Sette giorni dopo, seduto al tavolo
della Sala Conferenze, Gabriel seppe di essere stato capito: Michael
aveva presentato una cometa, ne aveva illustrato il progetto, il
viaggio, i tempi di realizzazione, l'estetica, lo scopo. Snella,
fugace e affascinante: quelle le parole chiave della relazione
dell'Arcangelo. Gli umani, aveva sostenuto, sarebbero stati in grado
di intenderla esattamente per quello che era, cioè un segno divino,
un annuncio, una conferma, un miracolo.
Il discorso era stato così convincente
e appassionato che, quando Michael ebbe finito di parlare, Gabriel fu
fiero di essere l'iniziatore di un meritatissimo applauso tutto per
lei. Si alzò e le andò incontro per stringerle le mani sulle
spalle.
«Perfetto!» la elogiò, invitando i
presenti con un gesto ad intensificare il battito di mani. Attese che
tutto tornasse tranquillo prima di riprendere. «Useremo questa
splendida idea per guidare il popolo dal bambino. Potete cominciare
anche da oggi a costruirla!»
Gabriel li osservò mentre si
apprestavano all'uscita.
«Aziraphale?» chiamò quando nella
stanza rimasero solo loro due. «Una parola, per favore»
L'angelo gli si avvicinò con
un'espressione così timorosa che Gabriel in un primo momento se ne
compiacque, ma la soddisfazione fu presto sostituita dalla pena:
faticava sempre a riconoscere in lui il Guardiano del Cancello Est
del muro di cinta dell'Eden. Così impaurito, così codardo...
Avrebbe potuto essere un leone, come lui. Superbo, guerriero,
valoroso, nobile. Ma no: Aziraphale aveva scelto l'agnello, aveva
preferito la mitezza e la sottomissione e Gabriel non se ne
capacitava. Chi mai avrebbe preferito quel destino di fronte alla
possibilità di essere migliore?
C'era davvero da chiedersi perché Dio
lo tenesse in considerazione per operazioni così delicate.
«C'è qualche problema?» chiese
titubante il Principato mentre si portava le mani in grembo e un
guizzo nervoso gli animava gli occhi.
«No, al contrario» disse Gabriel, non
potendo fare a meno di domandarsi perché ogni santa volta che
parlavano faccia a faccia Aziraphale sospettasse l'esistenza di
problemi. «L'Onnipotente ha un compito per te»
Il volto dell'angelo si illuminò
all'improvviso di stupore e meraviglia. «Davvero?»
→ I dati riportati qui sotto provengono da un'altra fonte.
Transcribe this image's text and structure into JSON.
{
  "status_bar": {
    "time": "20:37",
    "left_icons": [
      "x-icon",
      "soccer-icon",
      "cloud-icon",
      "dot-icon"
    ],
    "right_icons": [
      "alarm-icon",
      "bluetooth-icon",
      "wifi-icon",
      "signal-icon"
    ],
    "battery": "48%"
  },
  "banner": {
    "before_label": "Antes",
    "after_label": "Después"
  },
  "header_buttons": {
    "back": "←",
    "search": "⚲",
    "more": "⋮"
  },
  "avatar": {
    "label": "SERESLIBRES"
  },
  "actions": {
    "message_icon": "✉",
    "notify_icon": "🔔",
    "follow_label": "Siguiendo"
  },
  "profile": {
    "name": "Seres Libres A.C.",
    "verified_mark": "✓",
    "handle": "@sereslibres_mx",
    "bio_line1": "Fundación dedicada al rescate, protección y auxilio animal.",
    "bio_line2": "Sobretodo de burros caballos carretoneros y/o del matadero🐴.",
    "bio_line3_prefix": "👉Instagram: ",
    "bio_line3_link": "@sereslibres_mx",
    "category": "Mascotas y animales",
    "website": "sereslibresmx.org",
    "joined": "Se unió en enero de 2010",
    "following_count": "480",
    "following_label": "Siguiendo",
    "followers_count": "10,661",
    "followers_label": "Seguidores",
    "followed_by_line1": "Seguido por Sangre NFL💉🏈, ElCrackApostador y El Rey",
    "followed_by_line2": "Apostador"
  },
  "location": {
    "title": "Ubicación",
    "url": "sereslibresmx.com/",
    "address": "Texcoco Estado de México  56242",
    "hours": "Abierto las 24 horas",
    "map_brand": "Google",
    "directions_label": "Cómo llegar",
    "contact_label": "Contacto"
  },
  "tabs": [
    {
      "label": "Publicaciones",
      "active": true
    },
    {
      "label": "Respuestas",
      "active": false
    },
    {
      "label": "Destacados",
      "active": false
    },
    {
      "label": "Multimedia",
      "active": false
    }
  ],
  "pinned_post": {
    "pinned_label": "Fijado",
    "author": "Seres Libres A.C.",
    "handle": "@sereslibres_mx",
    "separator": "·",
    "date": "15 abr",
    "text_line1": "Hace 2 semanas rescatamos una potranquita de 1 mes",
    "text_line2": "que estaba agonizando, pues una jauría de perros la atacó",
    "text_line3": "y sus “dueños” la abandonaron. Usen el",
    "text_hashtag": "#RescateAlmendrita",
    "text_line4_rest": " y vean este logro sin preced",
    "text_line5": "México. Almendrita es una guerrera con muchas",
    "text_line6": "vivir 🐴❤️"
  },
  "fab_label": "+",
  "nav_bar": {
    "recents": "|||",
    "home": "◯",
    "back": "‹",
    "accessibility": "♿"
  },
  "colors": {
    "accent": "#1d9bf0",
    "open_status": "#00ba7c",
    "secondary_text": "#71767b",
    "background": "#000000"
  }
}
Gabriel annuì. «Mi ha parlato e mi ha
fornito più dettagli del Piano. È arrivato il tuo momento!»
Aziraphale sorrise, sinceramente grato.
«Oh, è un grande onore per me»
«Lo è, lo è» confermò l'Arcangelo
mentre faceva apparire una mappa della Giudea su una pergamena
altrimenti intonsa e la consegnava all'altro. «Come sai, suo Figlio
nascerà a Betlemme, non a Nazareth». Evitò di specificare che
l'Onnipotente gli aveva gentilmente ricordato che a Betlemme era nato
anche re Davide e che il luogo era fortemente simbolico. Gabriel,
comunque, continuava a credere che a Roma avrebbero fatto una figura
più imponente, e ora che aveva avviato l'assemblaggio di una cometa
ne era sempre più convinto. «Il tuo compito è quello di trovare un
motivo valido perché possano affrontare il viaggio»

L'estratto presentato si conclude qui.